The irrepressible Scott Hastings is Scotland’s most-capped player with 65 appearances, between his first game against France in 1986 – which also saw the debuts of two other Scottish Greats, brother Gavin and Grand Slam-winning captain David Sole – and his final appearance as a reserve against England in 1997.
A hard-tackling centre, Hastings perhaps had more in common with the Southern Hemisphere defence-as-attack philosophy than the traditional Scottish link man. Bulky in build, he was a powerful runner and an intimidating tackler, who also showed an intelligent positional sense, especially in defence where he was practically unbeatable.
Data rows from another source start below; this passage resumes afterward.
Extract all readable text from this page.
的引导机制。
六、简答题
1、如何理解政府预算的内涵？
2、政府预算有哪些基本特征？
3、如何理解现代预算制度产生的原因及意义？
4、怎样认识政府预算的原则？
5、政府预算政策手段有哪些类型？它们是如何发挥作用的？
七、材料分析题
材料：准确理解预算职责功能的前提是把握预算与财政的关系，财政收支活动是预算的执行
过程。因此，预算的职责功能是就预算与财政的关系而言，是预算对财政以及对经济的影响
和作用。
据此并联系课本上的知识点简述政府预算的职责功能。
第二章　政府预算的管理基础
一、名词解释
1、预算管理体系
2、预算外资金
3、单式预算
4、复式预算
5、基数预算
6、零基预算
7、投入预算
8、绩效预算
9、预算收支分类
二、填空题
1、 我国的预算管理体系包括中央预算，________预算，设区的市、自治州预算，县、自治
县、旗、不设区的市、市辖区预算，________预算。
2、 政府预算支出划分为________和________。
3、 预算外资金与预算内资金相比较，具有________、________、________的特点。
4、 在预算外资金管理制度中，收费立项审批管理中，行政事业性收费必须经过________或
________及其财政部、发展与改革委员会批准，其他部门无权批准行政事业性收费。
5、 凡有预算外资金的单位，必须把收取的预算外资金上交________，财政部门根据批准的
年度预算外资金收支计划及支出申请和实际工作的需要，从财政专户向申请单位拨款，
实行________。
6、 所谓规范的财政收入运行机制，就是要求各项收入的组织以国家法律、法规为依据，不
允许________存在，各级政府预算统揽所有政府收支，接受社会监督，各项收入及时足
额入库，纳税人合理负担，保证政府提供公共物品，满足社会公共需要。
With his regular centre partner, Kilted Kiwi Sean Lineen, Hastings played a pivotal role in Scotland’s Grand Slam triumph of 1990.
Twice a British Lion, Hastings partnered Jeremy Guscott in both the Test match victories against Australia in 1989 – the first Lions side to win a series since 1974. He was also selected for the 1993 tour of New Zealand but had the misfortune to shatter a cheekbone against Otago and never had the chance to face the All Blacks with the Lions. Hastings also played in the first three World Cups, enhancing his reputation as a world-class centre on each occasion.
It was a mark of Hastings’ reading of the game - and uncompromising tackling - that even when he had clearly lost pace through age he would still be selected ahead of younger, faster men.